Give up your cell phone?

In high school?

Voluntarily?

As unthinkable as it may seem, student leaders at Lake Orion High School hope as many as 2,000 classmates will do just that today.

"We're shooting for at least 80% participation" from the 2,350-member student body as well as from some teachers and other staff, said senior Cooper Hazel, 17, co-chair of the fund-raising event called "Cell Out for Soldiers."

The event aims to provide free cell-phone minutes to U.S. military personnel overseas so soldiers, sailors and others can call home more often. For every Lake Orion High student who gives up his or her phone for the day, the student activities fund will send a dollar to a charity in suburban Atlanta that coordinates the effort nationwide, said Lori Hogan, faculty adviser to the school's student leadership group.

"We've got 90 kids coming in early at 6 a.m., and at 7 we'll start logging in the phones," Hogan said. It's an unnerving proposition for youths to give up their precious handfuls of high-tech communication, "so our focus is on guaranteeing the security of these phones," she said.

Each phone will be tucked into an individual bubble-wrap bag with a see-through ID slip, showing the name of its owner, and then they're be loaded into plastic bins and literally guarded all day, she said.

"We want to ensure the students' confidence that no one will take their phone or fool with it," Hogan said.

It's Lake Orion High School's third year for mustering "Cell Out for Soldiers," and each year the participation grows, said student leaders.

"It's really becoming a community event," said co-chair Jordyn Marchese, 17, of Lake Orion.The result is that more money is raised, more local businesses join the effort as sponsors to defray costs, and — frankly — a little more peer pressure is exerted on skeptical ninth-graders and other reluctant parties to participate, Marchese said.

In return for handing over a phone, each student participant gets a special T-shirt to wear for the day, marking him or her as a person who can't be phoned or texted but who could actually respond to, well, an ordinary, umm, face-to-face conversation.

"I got my first phone at the end of elementary school," and so spending a day without it feels strange — but also, strangely freeing, said Jackie Gingell, 18, a senior and another co-chair of the event.

"I found out, I really don't have a problem talking to people face-to-face," she said.

At the nonprofit Cell Phones for Soldiers, in Alpharetta, Ga., Executive Director Rob Bergquist said Thursday he was well aware of Lake Orion High School and its generosity. Since 2004, the organization has provided more than 300 million minutes of free talk time, according to its website.

"I've spoken to the students there a few times, by Skype actually, about the importance of what they're doing and what it truly means to us and to the military members," Bergquist said Thursday.

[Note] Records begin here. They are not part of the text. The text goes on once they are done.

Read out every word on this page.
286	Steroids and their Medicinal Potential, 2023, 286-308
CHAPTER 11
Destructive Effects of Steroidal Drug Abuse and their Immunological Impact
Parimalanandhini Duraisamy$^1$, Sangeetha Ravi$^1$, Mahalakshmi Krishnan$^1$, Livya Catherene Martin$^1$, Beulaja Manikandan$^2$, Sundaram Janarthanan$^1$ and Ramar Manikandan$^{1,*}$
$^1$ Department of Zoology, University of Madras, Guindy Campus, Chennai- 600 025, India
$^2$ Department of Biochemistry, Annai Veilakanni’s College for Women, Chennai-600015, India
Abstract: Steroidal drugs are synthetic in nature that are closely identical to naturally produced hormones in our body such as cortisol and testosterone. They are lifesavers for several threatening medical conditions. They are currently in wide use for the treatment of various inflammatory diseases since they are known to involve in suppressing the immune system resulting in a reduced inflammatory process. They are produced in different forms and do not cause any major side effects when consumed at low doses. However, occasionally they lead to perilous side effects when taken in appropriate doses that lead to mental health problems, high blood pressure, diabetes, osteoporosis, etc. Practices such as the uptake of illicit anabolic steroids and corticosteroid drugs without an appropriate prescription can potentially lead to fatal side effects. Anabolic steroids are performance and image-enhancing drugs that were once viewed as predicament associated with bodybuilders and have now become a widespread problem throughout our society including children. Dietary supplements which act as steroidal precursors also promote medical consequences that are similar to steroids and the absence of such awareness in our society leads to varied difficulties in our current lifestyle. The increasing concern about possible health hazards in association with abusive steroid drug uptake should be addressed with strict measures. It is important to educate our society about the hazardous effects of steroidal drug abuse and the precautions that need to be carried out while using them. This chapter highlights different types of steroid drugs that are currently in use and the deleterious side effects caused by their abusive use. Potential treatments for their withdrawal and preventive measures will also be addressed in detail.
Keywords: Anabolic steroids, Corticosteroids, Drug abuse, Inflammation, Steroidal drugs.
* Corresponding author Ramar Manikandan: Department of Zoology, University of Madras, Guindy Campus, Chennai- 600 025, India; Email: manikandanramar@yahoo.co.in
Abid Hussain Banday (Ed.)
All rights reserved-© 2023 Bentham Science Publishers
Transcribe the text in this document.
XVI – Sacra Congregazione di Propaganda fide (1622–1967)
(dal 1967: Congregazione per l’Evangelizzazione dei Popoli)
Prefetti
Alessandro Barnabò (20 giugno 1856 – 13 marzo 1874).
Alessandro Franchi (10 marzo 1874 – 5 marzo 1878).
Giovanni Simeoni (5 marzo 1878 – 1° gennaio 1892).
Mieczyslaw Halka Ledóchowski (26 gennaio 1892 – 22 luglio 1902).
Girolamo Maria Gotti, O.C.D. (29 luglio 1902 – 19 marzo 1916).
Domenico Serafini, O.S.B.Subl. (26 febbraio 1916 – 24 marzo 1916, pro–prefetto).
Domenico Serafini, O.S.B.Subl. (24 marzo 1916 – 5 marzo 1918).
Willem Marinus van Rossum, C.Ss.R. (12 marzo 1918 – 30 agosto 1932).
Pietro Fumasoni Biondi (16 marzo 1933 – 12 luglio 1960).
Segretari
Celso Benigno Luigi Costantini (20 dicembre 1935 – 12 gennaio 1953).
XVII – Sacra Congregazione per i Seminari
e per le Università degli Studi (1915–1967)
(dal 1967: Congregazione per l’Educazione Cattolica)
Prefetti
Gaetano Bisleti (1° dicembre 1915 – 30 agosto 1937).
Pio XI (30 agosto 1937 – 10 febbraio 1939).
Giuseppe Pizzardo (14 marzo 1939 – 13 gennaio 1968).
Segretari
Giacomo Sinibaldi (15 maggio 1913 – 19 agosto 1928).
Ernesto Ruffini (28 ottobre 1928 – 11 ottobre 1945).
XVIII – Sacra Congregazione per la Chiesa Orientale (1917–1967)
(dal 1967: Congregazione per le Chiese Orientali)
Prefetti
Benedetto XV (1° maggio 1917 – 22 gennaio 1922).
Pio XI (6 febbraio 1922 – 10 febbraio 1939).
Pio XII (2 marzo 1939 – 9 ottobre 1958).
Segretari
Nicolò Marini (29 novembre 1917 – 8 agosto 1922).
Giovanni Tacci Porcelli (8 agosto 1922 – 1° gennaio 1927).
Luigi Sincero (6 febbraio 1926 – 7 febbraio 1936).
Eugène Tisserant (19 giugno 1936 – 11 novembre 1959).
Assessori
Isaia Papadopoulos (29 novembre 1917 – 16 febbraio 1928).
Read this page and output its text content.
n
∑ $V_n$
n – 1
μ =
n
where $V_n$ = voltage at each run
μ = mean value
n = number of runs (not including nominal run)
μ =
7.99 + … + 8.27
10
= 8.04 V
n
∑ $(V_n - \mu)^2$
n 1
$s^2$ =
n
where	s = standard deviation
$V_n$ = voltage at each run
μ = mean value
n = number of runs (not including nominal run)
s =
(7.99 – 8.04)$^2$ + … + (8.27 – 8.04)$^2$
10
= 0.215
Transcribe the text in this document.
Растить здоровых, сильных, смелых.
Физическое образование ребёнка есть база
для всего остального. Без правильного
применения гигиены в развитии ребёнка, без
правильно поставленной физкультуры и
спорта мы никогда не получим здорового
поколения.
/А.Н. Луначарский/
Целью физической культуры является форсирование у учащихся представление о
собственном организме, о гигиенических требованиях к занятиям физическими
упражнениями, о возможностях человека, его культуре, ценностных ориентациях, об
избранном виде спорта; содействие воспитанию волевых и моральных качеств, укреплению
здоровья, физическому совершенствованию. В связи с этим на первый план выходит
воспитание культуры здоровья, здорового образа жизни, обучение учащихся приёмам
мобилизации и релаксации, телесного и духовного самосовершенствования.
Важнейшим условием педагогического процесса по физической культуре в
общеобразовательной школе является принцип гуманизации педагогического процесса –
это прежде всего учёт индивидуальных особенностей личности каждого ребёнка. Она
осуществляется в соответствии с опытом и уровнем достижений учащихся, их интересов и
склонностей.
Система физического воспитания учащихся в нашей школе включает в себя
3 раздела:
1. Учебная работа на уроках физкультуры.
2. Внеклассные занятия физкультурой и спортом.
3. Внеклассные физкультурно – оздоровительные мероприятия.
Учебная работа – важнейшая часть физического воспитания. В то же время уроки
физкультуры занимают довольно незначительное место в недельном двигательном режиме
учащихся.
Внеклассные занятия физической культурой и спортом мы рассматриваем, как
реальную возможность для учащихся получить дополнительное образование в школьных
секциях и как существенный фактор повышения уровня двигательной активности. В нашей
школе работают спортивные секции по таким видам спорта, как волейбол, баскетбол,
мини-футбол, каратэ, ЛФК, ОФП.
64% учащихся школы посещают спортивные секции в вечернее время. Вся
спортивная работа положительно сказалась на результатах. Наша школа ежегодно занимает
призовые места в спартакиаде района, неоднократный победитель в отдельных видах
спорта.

"With the money they send our way, we purchase 60-minute calling cards and we send those cards to active-duty military members all around the world," he said.

The group also accepts donations of cell phones for recycling, which provides additional revenue to the charity. But Bergquist said he knows better than to expect any Lake Orion students to give up their texting machines — OMG — permanently.

Chuckling, he said: "No, we're certainly not expecting any phones coming from their program."